I hope that, for your next analogy of that general type, you will ask
yourself whether it really *does* represent any significant principle or
claim of NET. If it doesn't, perhaps all you need is a different analogy,
but perhaps also you need to consider whether it is *possible* to make such
an analogy that both seems to support your claims *and* is genuinely
representative of NET. I doubt *very* much that you (or anyone) can do
this, and the many failed past attempts at doing just this seem to suggest
that it's because there is more wrong than merely the failure to find just
the right analogy. What it suggests is that there *is* no such analogy, and
that this is true because the conclusion you are trying to support with
these analogies is false.
That is, you are trying to indicate why, in your opinion, beneficial
changes cannot occur by chance, and perhaps the analogies intended to show
this fail because it is simply not true that they cannot occur by chance.
It *may* be that intelligence is involved in such changes, but it the
analogies that you have used do not support this conclusion because they
are misrepresentative of the situations to which they are to apply.

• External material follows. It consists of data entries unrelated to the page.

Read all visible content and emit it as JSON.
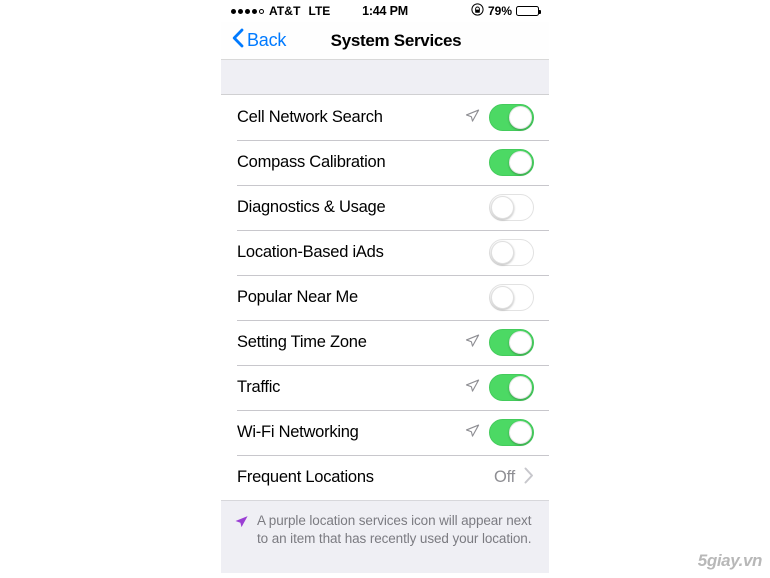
{
  "status_bar": {
    "signal_dots_filled": 4,
    "signal_dots_total": 5,
    "carrier": "AT&T",
    "network": "LTE",
    "time": "1:44 PM",
    "battery_percent": "79%",
    "battery_level": 0.79,
    "orientation_lock_icon": "rotation-lock-icon"
  },
  "nav": {
    "back_label": "Back",
    "title": "System Services",
    "back_icon": "chevron-left-icon",
    "accent_color": "#007AFF"
  },
  "colors": {
    "toggle_on": "#4CD964",
    "group_background": "#EFEFF4",
    "separator": "#C8C7CC",
    "secondary_text": "#8E8E93",
    "location_arrow_gray": "#8E8E93",
    "location_arrow_purple": "#9B3FD4"
  },
  "list": {
    "rows": [
      {
        "label": "Cell Network Search",
        "control": "toggle",
        "value": "on",
        "location_arrow": "gray"
      },
      {
        "label": "Compass Calibration",
        "control": "toggle",
        "value": "on",
        "location_arrow": "none"
      },
      {
        "label": "Diagnostics & Usage",
        "control": "toggle",
        "value": "off",
        "location_arrow": "none"
      },
      {
        "label": "Location-Based iAds",
        "control": "toggle",
        "value": "off",
        "location_arrow": "none"
      },
      {
        "label": "Popular Near Me",
        "control": "toggle",
        "value": "off",
        "location_arrow": "none"
      },
      {
        "label": "Setting Time Zone",
        "control": "toggle",
        "value": "on",
        "location_arrow": "gray"
      },
      {
        "label": "Traffic",
        "control": "toggle",
        "value": "on",
        "location_arrow": "gray"
      },
      {
        "label": "Wi-Fi Networking",
        "control": "toggle",
        "value": "on",
        "location_arrow": "gray"
      },
      {
        "label": "Frequent Locations",
        "control": "disclosure",
        "value": "Off",
        "location_arrow": "none"
      }
    ]
  },
  "footer": {
    "icon": "location-arrow-icon",
    "text": "A purple location services icon will appear next to an item that has recently used your location."
  },
  "watermark": {
    "text": "5giay.vn"
  }
}
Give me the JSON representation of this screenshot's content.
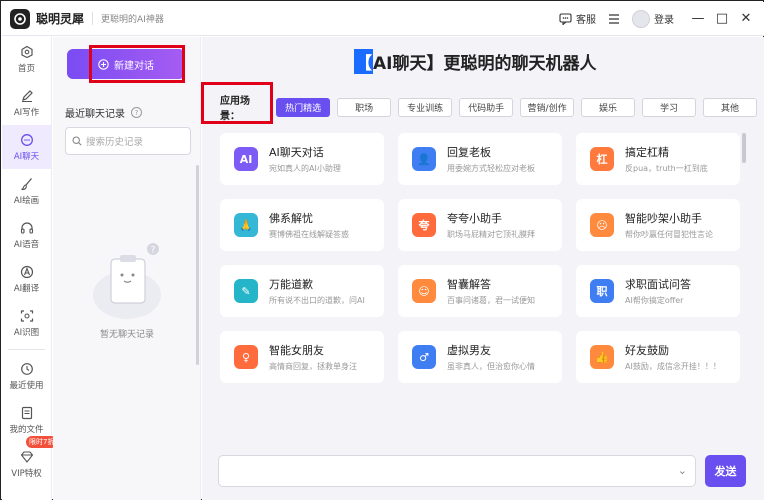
{
  "app": {
    "name": "聪明灵犀",
    "slogan": "更聪明的AI神器"
  },
  "titlebar": {
    "service": "客服",
    "login": "登录",
    "min": "—",
    "max": "□",
    "close": "✕"
  },
  "nav": {
    "items": [
      {
        "label": "首页",
        "icon": "home-icon"
      },
      {
        "label": "AI写作",
        "icon": "pen-icon"
      },
      {
        "label": "AI聊天",
        "icon": "chat-icon"
      },
      {
        "label": "AI绘画",
        "icon": "brush-icon"
      },
      {
        "label": "AI语音",
        "icon": "headset-icon"
      },
      {
        "label": "AI翻译",
        "icon": "translate-icon"
      },
      {
        "label": "AI识图",
        "icon": "scan-icon"
      }
    ],
    "recent": "最近使用",
    "files": "我的文件",
    "vip": "VIP特权",
    "vip_badge": "限时7折"
  },
  "history": {
    "new_chat": "新建对话",
    "title": "最近聊天记录",
    "search_placeholder": "搜索历史记录",
    "empty": "暂无聊天记录"
  },
  "main": {
    "headline_bracket": "【",
    "headline_tag": "AI聊天】",
    "headline_rest": " 更聪明的聊天机器人",
    "scene_label": "应用场景：",
    "scenes": [
      "热门精选",
      "职场",
      "专业训练",
      "代码助手",
      "营销/创作",
      "娱乐",
      "学习",
      "其他"
    ],
    "cards": [
      {
        "title": "AI聊天对话",
        "desc": "宛如真人的AI小助理",
        "color": "#7d5cf5",
        "glyph": "AI"
      },
      {
        "title": "回复老板",
        "desc": "用委婉方式轻松应对老板",
        "color": "#3f7df2",
        "glyph": "👤"
      },
      {
        "title": "搞定杠精",
        "desc": "反pua，truth一杠到底",
        "color": "#ff7a3c",
        "glyph": "杠"
      },
      {
        "title": "佛系解忧",
        "desc": "赛博佛祖在线解疑答惑",
        "color": "#35b8d6",
        "glyph": "🙏"
      },
      {
        "title": "夸夸小助手",
        "desc": "职场马屁精对它顶礼膜拜",
        "color": "#ff6b3d",
        "glyph": "夸"
      },
      {
        "title": "智能吵架小助手",
        "desc": "帮你吵赢任何冒犯性言论",
        "color": "#ff8a3d",
        "glyph": "☹"
      },
      {
        "title": "万能道歉",
        "desc": "所有说不出口的道歉，问AI",
        "color": "#25b5c8",
        "glyph": "✎"
      },
      {
        "title": "智囊解答",
        "desc": "百事问诸葛，君一试便知",
        "color": "#ff8a3d",
        "glyph": "☺"
      },
      {
        "title": "求职面试问答",
        "desc": "AI帮你搞定offer",
        "color": "#3f7df2",
        "glyph": "职"
      },
      {
        "title": "智能女朋友",
        "desc": "高情商回复，拯救单身汪",
        "color": "#ff6b3d",
        "glyph": "♀"
      },
      {
        "title": "虚拟男友",
        "desc": "虽非真人，但治愈你心情",
        "color": "#3f7df2",
        "glyph": "♂"
      },
      {
        "title": "好友鼓励",
        "desc": "AI鼓励，成信念开挂！！！",
        "color": "#ff8a3d",
        "glyph": "👍"
      }
    ],
    "send": "发送"
  },
  "colors": {
    "accent": "#6a4ff0",
    "highlight": "#e0001a"
  }
}
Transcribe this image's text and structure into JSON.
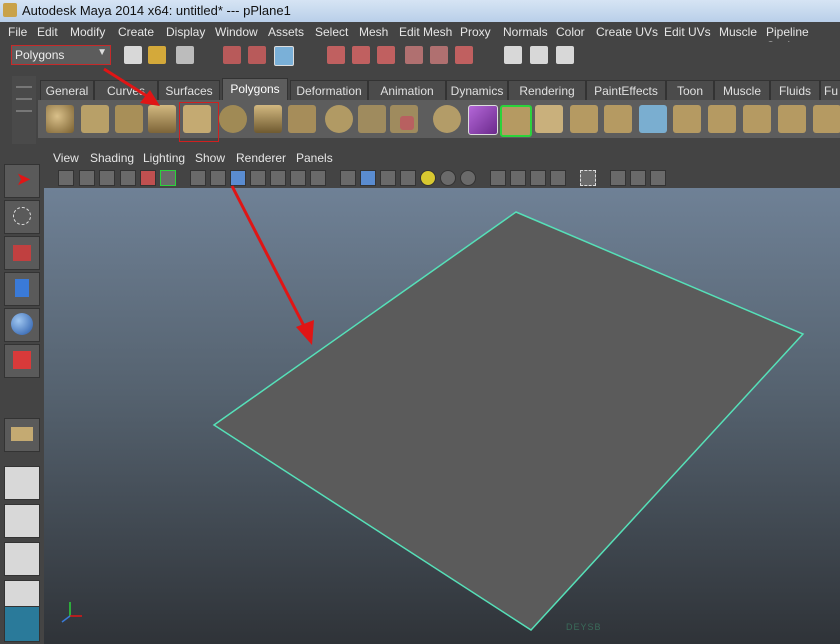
{
  "window": {
    "title": "Autodesk Maya 2014 x64: untitled*   ---   pPlane1"
  },
  "menu": [
    "File",
    "Edit",
    "Modify",
    "Create",
    "Display",
    "Window",
    "Assets",
    "Select",
    "Mesh",
    "Edit Mesh",
    "Proxy",
    "Normals",
    "Color",
    "Create UVs",
    "Edit UVs",
    "Muscle",
    "Pipeline Cache"
  ],
  "status_line": {
    "mode": "Polygons"
  },
  "shelf": {
    "tabs": [
      "General",
      "Curves",
      "Surfaces",
      "Polygons",
      "Deformation",
      "Animation",
      "Dynamics",
      "Rendering",
      "PaintEffects",
      "Toon",
      "Muscle",
      "Fluids",
      "Fu"
    ],
    "active_tab": "Polygons",
    "icons": [
      "poly-sphere-icon",
      "poly-cube-icon",
      "poly-cylinder-icon",
      "poly-cone-icon",
      "poly-plane-icon",
      "poly-torus-icon",
      "poly-pyramid-icon",
      "poly-pipe-icon",
      "poly-disc-icon",
      "poly-combine-icon",
      "poly-separate-icon",
      "poly-smooth-icon",
      "poly-reduce-icon",
      "poly-cube-purple-icon",
      "poly-extrude-icon",
      "poly-bridge-icon",
      "poly-append-icon",
      "poly-split-icon",
      "poly-bevel-icon",
      "poly-insert-loop-icon",
      "poly-merge-icon",
      "poly-fill-hole-icon",
      "poly-triangulate-icon",
      "poly-quadrangulate-icon",
      "poly-wedge-icon",
      "poly-duplicate-icon"
    ]
  },
  "panel": {
    "menus": [
      "View",
      "Shading",
      "Lighting",
      "Show",
      "Renderer",
      "Panels"
    ]
  },
  "viewport": {
    "object": "pPlane1",
    "wireframe_color": "#56e0b8",
    "plane_color": "#5b5b5b",
    "watermark": "DEYSB"
  },
  "colors": {
    "accent_red": "#e01515",
    "selection_green": "#2bd33b"
  }
}
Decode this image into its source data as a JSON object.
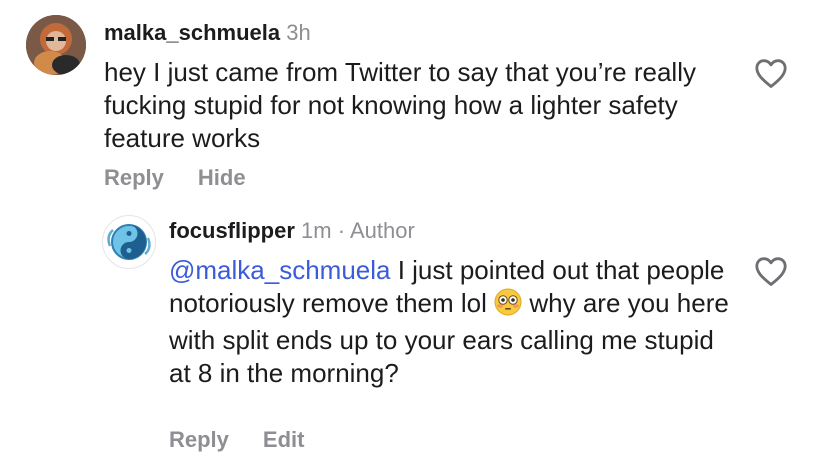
{
  "comments": [
    {
      "username": "malka_schmuela",
      "time": "3h",
      "text": "hey I just came from Twitter to say that you’re really fucking stupid for not knowing how a lighter safety feature works",
      "actions": [
        "Reply",
        "Hide"
      ],
      "avatar_icon": "profile-photo"
    },
    {
      "username": "focusflipper",
      "time": "1m",
      "separator": "·",
      "role": "Author",
      "mention": "@malka_schmuela",
      "text_before_emoji": " I just pointed out that people notoriously remove them lol",
      "emoji": "flushed-face-emoji",
      "text_after_emoji": " why are you here with split ends up to your ears calling me stupid at 8 in the morning?",
      "actions": [
        "Reply",
        "Edit"
      ],
      "avatar_icon": "yin-yang-avatar"
    }
  ],
  "icons": {
    "like": "heart-outline-icon"
  },
  "colors": {
    "mention": "#3b5bdb",
    "meta": "#8e8e93",
    "text": "#1c1c1e"
  }
}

It
seems clear that, unless we posit something to *prevent* beneficial
changes, then they *can* occur by "chance" (i.e., without intelligent
direction). If they *couldn't*, then such changes could not possibly all be
chance changes. Put another way, *if* such modifications occur by chance,
then some of them *must* be beneficial, because, by definition of "chance,"
there could be nothing to prevent beneficial changes from occurring. It is
logically impossible, mathematically, that *only* harmful or neutral
changes could occur by chance, if beneficial changes are possible at all.